En concordancia con la agenda actual de debates, ‘trending-topics’ y chismorreos, admito haber participado en toda suerte de conversatorios, discusiones y coloquios de cafetería al respecto. Un sondeo informal en relación con diversas opiniones apunta de manera casi unánime al imperativo de encontrar maneras para que las grandes urbes sigan su curso expansivo de la forma menos desastrosa posible. Muy a tono con semejantes goyenechismos, tal como lo señaló el bueno de don Víctor Solano, deberíamos ir pavimentando el Magdalena para levantar la troncal del trópico. ¡Eso es infraestructura!

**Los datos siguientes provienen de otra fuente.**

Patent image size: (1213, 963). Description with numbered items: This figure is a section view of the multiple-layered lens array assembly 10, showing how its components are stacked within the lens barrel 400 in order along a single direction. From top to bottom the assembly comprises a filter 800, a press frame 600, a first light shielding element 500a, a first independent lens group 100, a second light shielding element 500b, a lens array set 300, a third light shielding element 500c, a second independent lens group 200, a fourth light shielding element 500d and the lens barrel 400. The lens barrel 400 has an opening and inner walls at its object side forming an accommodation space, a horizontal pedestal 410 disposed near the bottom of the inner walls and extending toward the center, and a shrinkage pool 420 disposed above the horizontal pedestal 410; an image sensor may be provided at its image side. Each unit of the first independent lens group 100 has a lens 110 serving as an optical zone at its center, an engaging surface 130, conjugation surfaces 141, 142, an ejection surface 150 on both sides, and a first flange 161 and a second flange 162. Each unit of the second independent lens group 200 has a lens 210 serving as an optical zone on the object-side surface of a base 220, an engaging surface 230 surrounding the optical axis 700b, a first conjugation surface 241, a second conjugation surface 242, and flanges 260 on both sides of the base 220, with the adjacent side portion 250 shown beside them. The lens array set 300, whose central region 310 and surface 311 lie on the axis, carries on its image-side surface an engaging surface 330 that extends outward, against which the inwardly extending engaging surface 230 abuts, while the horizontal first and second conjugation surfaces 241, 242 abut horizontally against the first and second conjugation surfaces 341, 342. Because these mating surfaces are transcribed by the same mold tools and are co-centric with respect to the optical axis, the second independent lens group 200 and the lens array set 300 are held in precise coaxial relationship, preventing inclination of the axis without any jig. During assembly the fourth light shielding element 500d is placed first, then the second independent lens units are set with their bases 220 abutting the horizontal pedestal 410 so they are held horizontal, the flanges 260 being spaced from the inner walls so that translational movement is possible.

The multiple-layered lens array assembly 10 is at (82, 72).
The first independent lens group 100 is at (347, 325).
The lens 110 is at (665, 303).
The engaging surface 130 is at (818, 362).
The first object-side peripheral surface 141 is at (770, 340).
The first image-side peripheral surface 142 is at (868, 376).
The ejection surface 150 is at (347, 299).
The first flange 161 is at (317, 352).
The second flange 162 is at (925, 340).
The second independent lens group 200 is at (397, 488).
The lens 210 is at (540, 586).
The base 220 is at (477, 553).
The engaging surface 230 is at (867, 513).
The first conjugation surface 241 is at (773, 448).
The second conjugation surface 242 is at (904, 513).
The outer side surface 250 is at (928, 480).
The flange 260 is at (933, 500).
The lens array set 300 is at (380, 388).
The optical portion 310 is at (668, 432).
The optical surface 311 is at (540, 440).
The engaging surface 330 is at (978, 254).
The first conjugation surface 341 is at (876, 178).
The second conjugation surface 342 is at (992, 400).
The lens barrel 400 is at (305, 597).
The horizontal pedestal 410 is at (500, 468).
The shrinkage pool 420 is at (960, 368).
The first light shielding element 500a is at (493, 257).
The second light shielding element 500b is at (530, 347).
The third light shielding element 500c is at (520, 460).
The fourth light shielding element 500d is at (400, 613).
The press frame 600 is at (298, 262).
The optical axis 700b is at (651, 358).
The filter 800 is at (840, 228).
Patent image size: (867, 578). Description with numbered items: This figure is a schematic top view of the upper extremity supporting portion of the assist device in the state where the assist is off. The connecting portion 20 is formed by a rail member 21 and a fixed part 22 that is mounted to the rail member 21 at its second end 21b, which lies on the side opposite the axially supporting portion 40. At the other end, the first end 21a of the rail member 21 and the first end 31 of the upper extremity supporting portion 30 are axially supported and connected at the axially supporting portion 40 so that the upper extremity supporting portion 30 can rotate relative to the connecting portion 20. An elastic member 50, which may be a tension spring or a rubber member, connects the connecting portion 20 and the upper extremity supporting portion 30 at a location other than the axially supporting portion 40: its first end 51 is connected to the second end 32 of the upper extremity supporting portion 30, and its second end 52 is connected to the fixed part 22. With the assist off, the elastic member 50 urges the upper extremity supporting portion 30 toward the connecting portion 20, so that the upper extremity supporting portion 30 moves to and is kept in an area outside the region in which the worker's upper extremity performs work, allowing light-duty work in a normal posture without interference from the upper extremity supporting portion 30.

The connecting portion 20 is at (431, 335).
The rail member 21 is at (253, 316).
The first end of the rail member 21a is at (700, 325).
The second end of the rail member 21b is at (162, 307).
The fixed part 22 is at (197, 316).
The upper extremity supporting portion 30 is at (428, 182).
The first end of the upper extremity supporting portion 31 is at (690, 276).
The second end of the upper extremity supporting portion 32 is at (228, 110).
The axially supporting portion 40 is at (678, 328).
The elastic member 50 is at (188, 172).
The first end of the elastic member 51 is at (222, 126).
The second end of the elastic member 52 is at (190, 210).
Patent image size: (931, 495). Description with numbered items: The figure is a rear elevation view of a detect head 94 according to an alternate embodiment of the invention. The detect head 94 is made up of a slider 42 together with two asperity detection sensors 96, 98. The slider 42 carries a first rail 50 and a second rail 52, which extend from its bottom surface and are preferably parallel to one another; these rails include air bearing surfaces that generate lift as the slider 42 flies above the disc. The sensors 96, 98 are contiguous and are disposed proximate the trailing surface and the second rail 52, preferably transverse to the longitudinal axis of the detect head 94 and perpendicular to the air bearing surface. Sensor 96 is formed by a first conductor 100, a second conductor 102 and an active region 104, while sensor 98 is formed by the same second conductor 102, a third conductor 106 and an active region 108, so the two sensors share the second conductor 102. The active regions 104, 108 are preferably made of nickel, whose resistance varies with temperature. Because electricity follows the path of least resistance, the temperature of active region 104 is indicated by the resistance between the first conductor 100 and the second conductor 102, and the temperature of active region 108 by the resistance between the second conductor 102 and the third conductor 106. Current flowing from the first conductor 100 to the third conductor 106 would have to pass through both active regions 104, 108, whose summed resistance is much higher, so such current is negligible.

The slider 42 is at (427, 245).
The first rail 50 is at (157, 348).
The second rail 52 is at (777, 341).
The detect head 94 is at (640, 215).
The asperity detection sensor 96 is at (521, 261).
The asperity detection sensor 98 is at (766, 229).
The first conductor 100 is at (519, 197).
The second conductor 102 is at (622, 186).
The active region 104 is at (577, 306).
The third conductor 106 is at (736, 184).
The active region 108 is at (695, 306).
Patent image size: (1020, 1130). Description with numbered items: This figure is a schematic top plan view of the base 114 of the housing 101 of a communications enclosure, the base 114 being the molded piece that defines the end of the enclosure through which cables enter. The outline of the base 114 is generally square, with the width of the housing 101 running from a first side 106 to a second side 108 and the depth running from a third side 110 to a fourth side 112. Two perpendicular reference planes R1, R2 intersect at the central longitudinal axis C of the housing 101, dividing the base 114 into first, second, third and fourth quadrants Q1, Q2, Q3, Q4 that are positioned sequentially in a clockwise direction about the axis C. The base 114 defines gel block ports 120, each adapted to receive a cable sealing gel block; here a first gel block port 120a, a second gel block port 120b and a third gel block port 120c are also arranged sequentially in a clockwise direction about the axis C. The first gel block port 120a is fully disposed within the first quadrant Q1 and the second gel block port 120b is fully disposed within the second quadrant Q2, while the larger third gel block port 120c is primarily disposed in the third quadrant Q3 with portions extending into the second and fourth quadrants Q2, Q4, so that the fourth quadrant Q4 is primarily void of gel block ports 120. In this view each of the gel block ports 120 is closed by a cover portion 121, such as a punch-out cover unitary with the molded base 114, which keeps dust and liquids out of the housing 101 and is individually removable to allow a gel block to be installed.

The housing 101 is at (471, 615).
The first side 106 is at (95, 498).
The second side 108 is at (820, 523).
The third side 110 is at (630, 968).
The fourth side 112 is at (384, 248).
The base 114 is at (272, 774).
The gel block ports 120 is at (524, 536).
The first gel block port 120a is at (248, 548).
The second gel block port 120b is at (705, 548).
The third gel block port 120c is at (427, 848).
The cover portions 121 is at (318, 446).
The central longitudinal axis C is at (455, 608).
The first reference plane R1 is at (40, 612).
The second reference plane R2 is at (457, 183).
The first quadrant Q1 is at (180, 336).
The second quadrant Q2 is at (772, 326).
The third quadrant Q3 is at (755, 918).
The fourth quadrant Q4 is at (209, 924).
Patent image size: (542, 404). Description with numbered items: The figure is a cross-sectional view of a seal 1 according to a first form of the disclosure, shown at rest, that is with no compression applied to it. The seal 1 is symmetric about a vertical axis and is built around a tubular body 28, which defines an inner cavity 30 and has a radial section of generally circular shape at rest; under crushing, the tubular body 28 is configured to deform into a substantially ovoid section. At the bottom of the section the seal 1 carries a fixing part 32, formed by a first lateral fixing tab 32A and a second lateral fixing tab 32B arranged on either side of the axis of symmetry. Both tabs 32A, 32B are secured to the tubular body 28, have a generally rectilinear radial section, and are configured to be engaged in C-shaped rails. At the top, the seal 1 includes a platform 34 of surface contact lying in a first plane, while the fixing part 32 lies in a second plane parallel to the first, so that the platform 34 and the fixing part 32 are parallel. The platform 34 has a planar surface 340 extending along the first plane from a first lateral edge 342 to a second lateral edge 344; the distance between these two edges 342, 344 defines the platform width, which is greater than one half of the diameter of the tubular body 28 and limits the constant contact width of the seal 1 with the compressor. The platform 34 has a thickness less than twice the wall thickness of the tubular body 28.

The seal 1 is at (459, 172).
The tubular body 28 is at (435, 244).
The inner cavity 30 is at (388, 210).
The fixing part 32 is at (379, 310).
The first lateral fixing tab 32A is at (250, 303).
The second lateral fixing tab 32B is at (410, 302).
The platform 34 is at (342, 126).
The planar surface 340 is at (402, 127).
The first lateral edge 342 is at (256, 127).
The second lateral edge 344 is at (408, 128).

Según lo que muchos de mis contertulios han expresado, amparados en la vigencia del precepto bíblico de “crecer y multiplicarnos” –y en esto hago una cita literal– “la gente necesita dónde vivir”. Sin adentrarme en honduras teológicas, humanistas, ateas o misántropas, y más allá de convicciones personales, partiré de la premisa de tomar estos versículos cumplidos con tanta disciplina por nuestros conciudadanos cual si vinieran de los sagrados labios del Altísimo.

El día en que Yahvé pronunció aquella famosa frase de “sean fructíferos y háganse muchos”, lo hizo ante Eva y Adán. En términos matemáticos lo anterior implicaba que –sin contar al resto de animales– este par de ancestros nuestros disponía de un área continental de 148.647.000 kilómetros cuadrados para ellos dos solos. El asunto de la demografía no era preocupación en tiempos del Antiguo Testamento.
La posición sensata es la siguiente: ¿qué tal si en lugar de seguir apilando ladrillos para dar espacio al flagelo reproductivo con el que la humanidad se empecina en destrozar lo poco que nos queda nos remitiéramos a la raíz? Quizá mejor si los recursos que hoy planeamos destinar a la depredación de los escasos espacios verdes sobrevivientes y al trazado de autopistas y ciudadelas por entre humedales, soportaran una política seria de control demográfico que frenara esa expansión geométrica cuya consecuencia natural –a la vuelta de algunas décadas– será la autodestrucción.

A cada pueblo le asiste el derecho a tragarse su repertorio nacional de mentiras colectivas. Pero creerse que lo urbanístico se reduce a comprar articulados y edificar avenidas es simplista. Lo digo con el más absoluto respeto… Resulta más práctico y sostenible organizar brigadas preventivas de vasectomía y anticoncepción que andar pensando en ‘densificaciones’. Albergo la esperanza de que algún día la Tierra se desquite por tanto abuso y organice su propia medida apocalíptica de control poblacional. Porque lo cierto es que mientras sigamos creyéndonos el núcleo de cuanto existe, continuaremos esculpiéndonos nuestro vergonzoso epitafio como especie, y con nosotros arrastraremos a las demás.